2.8.2 Teknik Behavioral
Para terapis dari aliran behavioral mencoba untuk mengembangkan prosedur
terapeutik untuk mengubah aspek seksual individu. Terapi aversif dilakukan dengan
memberikan kejutan fisik saat seoseorang menunjukkan perilaku yang berkaitan
dengan parafilia. Metode lain, disebut satiation yaitu seseorang diminta untuk
bermasturbasi untuk waktu lama, sambil berfantasi dengan lantang. Kedua terapi
tersebut, apabila digabungkan dengan terapi lain seperti pelatihan kemampuan sosial,
dapat bermanfaat terhadap paedofilia, transvestisme, eksibisionisme, dan
transvestisme. Cara lain yang dilakukan adalah orgasmic reorientation, yang bertujuan
membuat pasien belajar untuk menjadi lebih terangsang pada stimulus seksual yang
konvensional. Dalam prosedur ini pasien dihadapkan pada stimulus perangsang yang
konvensional, sementara mereka memberi respon seksual terhadap rangsangan lain
yang tidak konvensional. Terdapat pula teknik lain yang umum digunakan, seperti
pelatihan social skills.
2.8.3 Penanganan Kognitif
Prosedur kognitif sering digunakan untuk mengubah pandangan yang terdistorsi pada
individu dengan parafilia. Diberikan pula pelatihan empati agar individu memahami
pengaruh perilaku mereka terhadap orang lain. Banyak program penanganan yang
memberikan program pencegahan relapse, yang dibuat berdasarkan program
rehabilitasi ketergantungan obat-obatan terlarang.
2.8.4 Penanganan Biologis
Intervensi biologis yang sempat banyak diberikan dua generasi yang lalu adalah
dengan melakukan kastrasi atau pengangkatan testis. Baru-baru ini, penanganan
biologis yang dilakukan melibatkan obat-obatan. Beberapa obat yang digunakan
adalah medroxyprogesterone acetate (MPA) dan cyptoterone acetate. Kedua obat
tersebut dapat menurunkan tingkat testosteron pada laki-laki dan untuk menghambat
rangsangan seksual.
BAB III
TINJAUAN KEPERAWATAN

Berdasarkan hasil diskusi kelompok untuk kasus eksibisionisme didapatkan beberapa prinsip-
prinsip etika keperawatan, antara lain:
3.1 Otonomi, dimana bahwa individu mampu berpikir logis dan mampu membuat keputusan
sendiri, tetapi dalam kasus ini kita sebagai perawat harus menghargai keputusan yang telah
diambil oleh klien dan kita juga dapat memberitahu dengan sopan bahwa tindakan tersebut
kurang tepat dilakukan pada orang lain dan di depan umum. Jika kita melihat klien yang
seperti ini sikap kita biasa saja seperti tidak terjadi sesuatu, jik kita berani maka pelototi saja
klien tersebut dan jika memungkinkan untuk berpindah posisi maka lebih baik berpindah
posisi.

3.2 Beneficence (berbuat baik), dimana kita sebagai perawat harus tetap berbuat baik dalam
menangani kasus seperti ini dan kita juga dapat menyarankan kepada klien tindakan terapi
yang dapat dilakukan oleh klien untuk mengatasi masalahnya ini agar klien dapat kembali
seperti semula atau awal yang belum memiliki gangguan prilaku seksual.

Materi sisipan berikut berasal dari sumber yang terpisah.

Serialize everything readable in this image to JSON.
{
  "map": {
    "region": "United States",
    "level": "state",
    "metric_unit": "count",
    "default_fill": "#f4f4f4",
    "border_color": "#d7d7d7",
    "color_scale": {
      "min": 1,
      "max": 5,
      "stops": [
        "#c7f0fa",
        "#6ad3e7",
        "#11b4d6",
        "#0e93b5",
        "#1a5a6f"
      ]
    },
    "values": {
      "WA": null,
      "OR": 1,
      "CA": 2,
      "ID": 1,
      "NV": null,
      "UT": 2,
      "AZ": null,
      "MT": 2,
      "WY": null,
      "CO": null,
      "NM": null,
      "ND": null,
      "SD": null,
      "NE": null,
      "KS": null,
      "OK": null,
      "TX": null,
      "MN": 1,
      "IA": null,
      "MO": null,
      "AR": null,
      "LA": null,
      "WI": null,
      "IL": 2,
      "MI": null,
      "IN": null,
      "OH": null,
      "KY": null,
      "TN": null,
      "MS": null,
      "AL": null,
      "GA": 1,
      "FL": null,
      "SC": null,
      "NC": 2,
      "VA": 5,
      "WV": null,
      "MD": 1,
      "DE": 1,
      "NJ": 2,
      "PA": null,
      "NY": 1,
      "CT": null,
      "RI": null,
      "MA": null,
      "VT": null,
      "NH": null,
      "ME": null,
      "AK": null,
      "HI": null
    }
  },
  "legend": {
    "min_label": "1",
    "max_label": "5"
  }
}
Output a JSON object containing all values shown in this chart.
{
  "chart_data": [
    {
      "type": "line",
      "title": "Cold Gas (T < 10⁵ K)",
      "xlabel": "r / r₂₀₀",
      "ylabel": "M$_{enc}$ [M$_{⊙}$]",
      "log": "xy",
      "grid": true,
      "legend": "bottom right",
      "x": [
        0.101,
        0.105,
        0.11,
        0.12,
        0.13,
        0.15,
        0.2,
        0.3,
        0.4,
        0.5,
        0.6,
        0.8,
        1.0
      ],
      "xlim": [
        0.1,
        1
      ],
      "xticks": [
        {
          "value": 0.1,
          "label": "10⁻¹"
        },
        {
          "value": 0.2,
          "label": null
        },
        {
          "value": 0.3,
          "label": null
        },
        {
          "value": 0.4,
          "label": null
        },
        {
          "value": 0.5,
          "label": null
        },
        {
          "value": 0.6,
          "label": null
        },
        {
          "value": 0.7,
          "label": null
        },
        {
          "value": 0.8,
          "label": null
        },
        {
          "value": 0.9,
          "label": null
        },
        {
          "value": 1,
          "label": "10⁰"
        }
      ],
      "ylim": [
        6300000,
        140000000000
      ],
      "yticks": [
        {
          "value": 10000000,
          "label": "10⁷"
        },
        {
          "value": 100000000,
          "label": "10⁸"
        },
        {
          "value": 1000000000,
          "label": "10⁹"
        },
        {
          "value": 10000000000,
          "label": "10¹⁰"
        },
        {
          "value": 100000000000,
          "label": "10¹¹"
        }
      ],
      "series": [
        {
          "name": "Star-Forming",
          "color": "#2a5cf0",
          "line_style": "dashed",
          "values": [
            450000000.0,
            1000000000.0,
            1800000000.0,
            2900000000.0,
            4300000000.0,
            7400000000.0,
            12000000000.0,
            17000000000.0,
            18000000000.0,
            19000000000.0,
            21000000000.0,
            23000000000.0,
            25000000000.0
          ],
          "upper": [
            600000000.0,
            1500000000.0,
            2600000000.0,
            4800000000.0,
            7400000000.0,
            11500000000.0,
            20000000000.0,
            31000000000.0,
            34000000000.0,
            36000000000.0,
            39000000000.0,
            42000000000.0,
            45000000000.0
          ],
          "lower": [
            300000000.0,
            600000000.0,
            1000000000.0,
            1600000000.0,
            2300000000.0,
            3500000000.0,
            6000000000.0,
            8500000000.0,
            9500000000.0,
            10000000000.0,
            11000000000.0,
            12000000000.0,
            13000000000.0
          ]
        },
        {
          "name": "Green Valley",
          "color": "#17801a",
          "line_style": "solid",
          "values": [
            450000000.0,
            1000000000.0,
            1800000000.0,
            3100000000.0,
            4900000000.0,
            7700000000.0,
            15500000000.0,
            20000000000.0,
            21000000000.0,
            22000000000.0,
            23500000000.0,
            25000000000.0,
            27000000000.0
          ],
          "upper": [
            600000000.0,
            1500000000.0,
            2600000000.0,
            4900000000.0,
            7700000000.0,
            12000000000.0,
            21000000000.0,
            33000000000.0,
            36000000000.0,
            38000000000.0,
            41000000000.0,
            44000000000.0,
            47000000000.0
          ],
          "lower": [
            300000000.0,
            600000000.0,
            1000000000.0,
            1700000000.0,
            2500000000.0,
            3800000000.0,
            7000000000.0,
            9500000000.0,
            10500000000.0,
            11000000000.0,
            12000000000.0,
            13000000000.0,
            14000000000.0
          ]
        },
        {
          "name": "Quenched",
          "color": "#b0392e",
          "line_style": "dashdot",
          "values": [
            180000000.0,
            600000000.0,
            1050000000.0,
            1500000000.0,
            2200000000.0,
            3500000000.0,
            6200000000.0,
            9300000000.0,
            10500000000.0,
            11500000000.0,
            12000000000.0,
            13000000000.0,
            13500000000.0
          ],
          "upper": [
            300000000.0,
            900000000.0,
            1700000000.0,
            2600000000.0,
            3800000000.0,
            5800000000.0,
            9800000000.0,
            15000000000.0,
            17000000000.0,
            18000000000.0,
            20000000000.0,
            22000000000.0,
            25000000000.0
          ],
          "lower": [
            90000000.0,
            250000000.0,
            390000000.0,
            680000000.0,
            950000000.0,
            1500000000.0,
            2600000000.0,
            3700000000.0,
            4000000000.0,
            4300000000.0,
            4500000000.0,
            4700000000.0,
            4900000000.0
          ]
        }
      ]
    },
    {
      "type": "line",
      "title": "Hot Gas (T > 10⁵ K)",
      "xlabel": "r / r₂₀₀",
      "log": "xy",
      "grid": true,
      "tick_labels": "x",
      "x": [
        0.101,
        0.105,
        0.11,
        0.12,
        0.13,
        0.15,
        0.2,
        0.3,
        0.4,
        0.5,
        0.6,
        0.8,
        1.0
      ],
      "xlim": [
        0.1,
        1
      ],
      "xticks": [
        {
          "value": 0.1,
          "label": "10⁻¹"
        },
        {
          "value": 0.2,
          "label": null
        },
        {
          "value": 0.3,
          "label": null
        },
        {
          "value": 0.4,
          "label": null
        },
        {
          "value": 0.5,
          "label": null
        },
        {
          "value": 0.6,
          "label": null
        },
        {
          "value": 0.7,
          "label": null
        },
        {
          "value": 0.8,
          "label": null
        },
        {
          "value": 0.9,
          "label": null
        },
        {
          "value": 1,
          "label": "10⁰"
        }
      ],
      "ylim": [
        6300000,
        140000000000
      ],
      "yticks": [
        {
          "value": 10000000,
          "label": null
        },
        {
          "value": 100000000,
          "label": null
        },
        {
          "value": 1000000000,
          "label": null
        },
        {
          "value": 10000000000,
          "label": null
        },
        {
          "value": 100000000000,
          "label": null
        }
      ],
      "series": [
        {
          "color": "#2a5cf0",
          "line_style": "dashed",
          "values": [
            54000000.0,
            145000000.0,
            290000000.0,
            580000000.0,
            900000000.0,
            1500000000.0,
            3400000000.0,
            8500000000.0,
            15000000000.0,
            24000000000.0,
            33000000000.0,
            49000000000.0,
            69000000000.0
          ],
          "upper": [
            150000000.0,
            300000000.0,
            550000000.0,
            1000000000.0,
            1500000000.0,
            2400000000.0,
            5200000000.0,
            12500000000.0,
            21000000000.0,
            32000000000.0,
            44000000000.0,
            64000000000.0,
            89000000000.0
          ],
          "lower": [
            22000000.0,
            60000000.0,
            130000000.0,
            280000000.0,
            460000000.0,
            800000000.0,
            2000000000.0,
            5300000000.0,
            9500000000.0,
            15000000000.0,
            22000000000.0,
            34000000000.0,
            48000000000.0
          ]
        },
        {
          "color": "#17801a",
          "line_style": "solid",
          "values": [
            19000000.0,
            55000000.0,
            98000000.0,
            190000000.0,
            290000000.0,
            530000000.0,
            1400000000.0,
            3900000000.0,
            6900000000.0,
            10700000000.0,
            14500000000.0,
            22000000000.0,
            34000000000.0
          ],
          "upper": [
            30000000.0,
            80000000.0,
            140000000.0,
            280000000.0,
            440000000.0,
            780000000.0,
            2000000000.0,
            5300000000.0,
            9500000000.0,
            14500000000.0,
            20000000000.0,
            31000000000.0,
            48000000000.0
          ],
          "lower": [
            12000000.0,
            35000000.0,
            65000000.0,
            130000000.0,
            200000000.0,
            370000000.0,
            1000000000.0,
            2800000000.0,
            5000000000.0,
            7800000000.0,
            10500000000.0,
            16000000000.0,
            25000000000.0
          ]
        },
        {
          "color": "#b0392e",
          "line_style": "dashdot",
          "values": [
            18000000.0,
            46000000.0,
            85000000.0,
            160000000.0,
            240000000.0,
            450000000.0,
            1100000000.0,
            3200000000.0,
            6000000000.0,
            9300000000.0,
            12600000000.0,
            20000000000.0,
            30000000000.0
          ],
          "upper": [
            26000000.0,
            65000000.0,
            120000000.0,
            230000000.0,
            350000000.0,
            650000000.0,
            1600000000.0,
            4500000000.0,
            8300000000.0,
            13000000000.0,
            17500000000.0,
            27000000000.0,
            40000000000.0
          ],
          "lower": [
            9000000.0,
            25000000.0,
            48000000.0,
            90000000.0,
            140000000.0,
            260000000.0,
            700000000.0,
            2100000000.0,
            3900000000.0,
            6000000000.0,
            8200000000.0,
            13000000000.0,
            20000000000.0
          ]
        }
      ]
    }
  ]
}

3.3 Justice (keadilan), dimana kita sebagai perawat harus tetap berprilaku adil dalam melakukan
tindakan keperawatan pada klien yang memiliki gangguan seperti ini dan tidak boleh
memilih-milih karena klien memiliki gangguan prilaku seperti ini, seharusnya kita sebagai
perawat harus berusaha lebih dalam mengatasi kasus seperti ini karena jika klien tersebut
dapat normal kembali atau tidak memiliki gangguan prilaku seksual, maka kita telah
menolong klien tersebut.

3.4 Non-maleficence (tidak merugikan), dimana kita sebagai perawat tidak boleh berprilaku atau
bersikap kasar kepada klien, seperti memukul klien saat klien menunjukkan alat kelaminnya
di depan kita. Tetapi, kita harus memberitahukan bahwa tindakan tersebut kurang tepat jika
dilakukan ke orang lain, jika memang klien ingin melakukan tindakan tersebut maka lebih
baik melakukan di depan suami atau istrinya saja.